You know, just the fact that we are both sitting here (albeit at different times) is reason enough to go rummaging through our veins. There’s no call for all that, though. Leastways, not tonight. Tonight is better for lying tired limbs and head across down and cotton and dreaming on old tomorrows. And laughing when the jaunty little phrase, “HOLY COW! CUBS WIIIIN!” chimes pure like fine crystal while echoing up from Backwhen.

You sounding like a grownup just won’t stop astounding me, so there.

pee ess….I worried about you during the whole fucking war. I’m glad you’re okay; you’re damn near my favorite Yankee and my pitiful memory would never do you justice.

::: :: ::: :: ::: :: :::

When I’m weak and my head is sore / And I feel like I can’t go on no more / I come in here where normal rules do not apply

Can’t tell the bottle from the mountain top / No we’re not right

// David Gray, ‘We’re Not Right’

3 worked it out »

  1. skillzy 10.26.2005

    Well, well, well. Welcome back, we sure did miss you. What is it with you and me and Yankees? We need to discuss this some starry night in the back of a pickup truck, in the middle of a field. You, me, and Jose (or Jack).

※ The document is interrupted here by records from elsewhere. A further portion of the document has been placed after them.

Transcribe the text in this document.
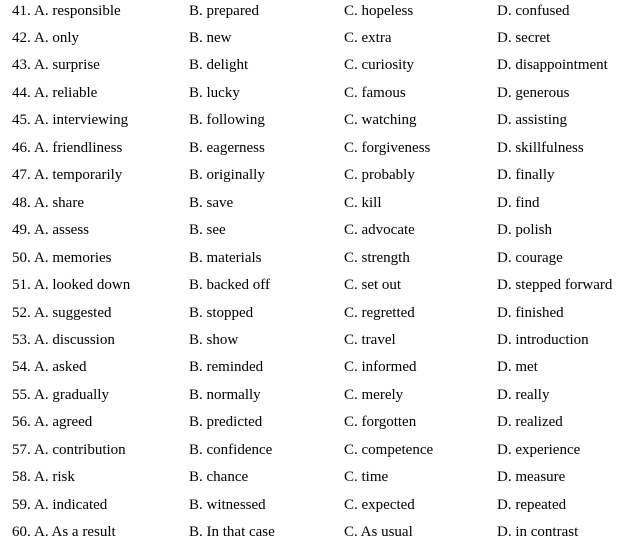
41. A. responsible	B. prepared	C. hopeless	D. confused
42. A. only	B. new	C. extra	D. secret
43. A. surprise	B. delight	C. curiosity	D. disappointment
44. A. reliable	B. lucky	C. famous	D. generous
45. A. interviewing	B. following	C. watching	D. assisting
46. A. friendliness	B. eagerness	C. forgiveness	D. skillfulness
47. A. temporarily	B. originally	C. probably	D. finally
48. A. share	B. save	C. kill	D. find
49. A. assess	B. see	C. advocate	D. polish
50. A. memories	B. materials	C. strength	D. courage
51. A. looked down	B. backed off	C. set out	D. stepped forward
52. A. suggested	B. stopped	C. regretted	D. finished
53. A. discussion	B. show	C. travel	D. introduction
54. A. asked	B. reminded	C. informed	D. met
55. A. gradually	B. normally	C. merely	D. really
56. A. agreed	B. predicted	C. forgotten	D. realized
57. A. contribution	B. confidence	C. competence	D. experience
58. A. risk	B. chance	C. time	D. measure
59. A. indicated	B. witnessed	C. expected	D. repeated
60. A. As a result	B. In that case	C. As usual	D. in contrast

    And what fucked up human instinct is it that propels us towards the sparks and explosions of an inevitable ugly crash, when we should just be sitting comfortably in our loving homes? Instead we foolishly careen along the cliffs in a popsicle truck, aware of the danger but powerless to fight it. You know?

     
  2. del 10.26.2005

    Good to see you back at it, picking at the partially healed wounds from the road rash of the past! Mind you, I say that with a sincere amount of respect in the fact that you don’t hesitate to gaze back and think “What If…” or “Remember When…”.

    Ah well, here’s another song for you to sing today, it just seems to fit with your post to “Mike”:

    And we’re so afraid and it’s such a shame,

    There is no reason we should doubt it.

    The things we want to say we’ve never said!

    And we look away and it’s all ok and

    Never really talk about it

    It’s a shame the way we dance along the edge

    Dance along the edge.

     
  3. Coelecanth 10.26.2005

    It’s a beautiful autumn day here. This far north the trees have gone bare and fractally, the perfect day for coulda, shoulda, what woulda.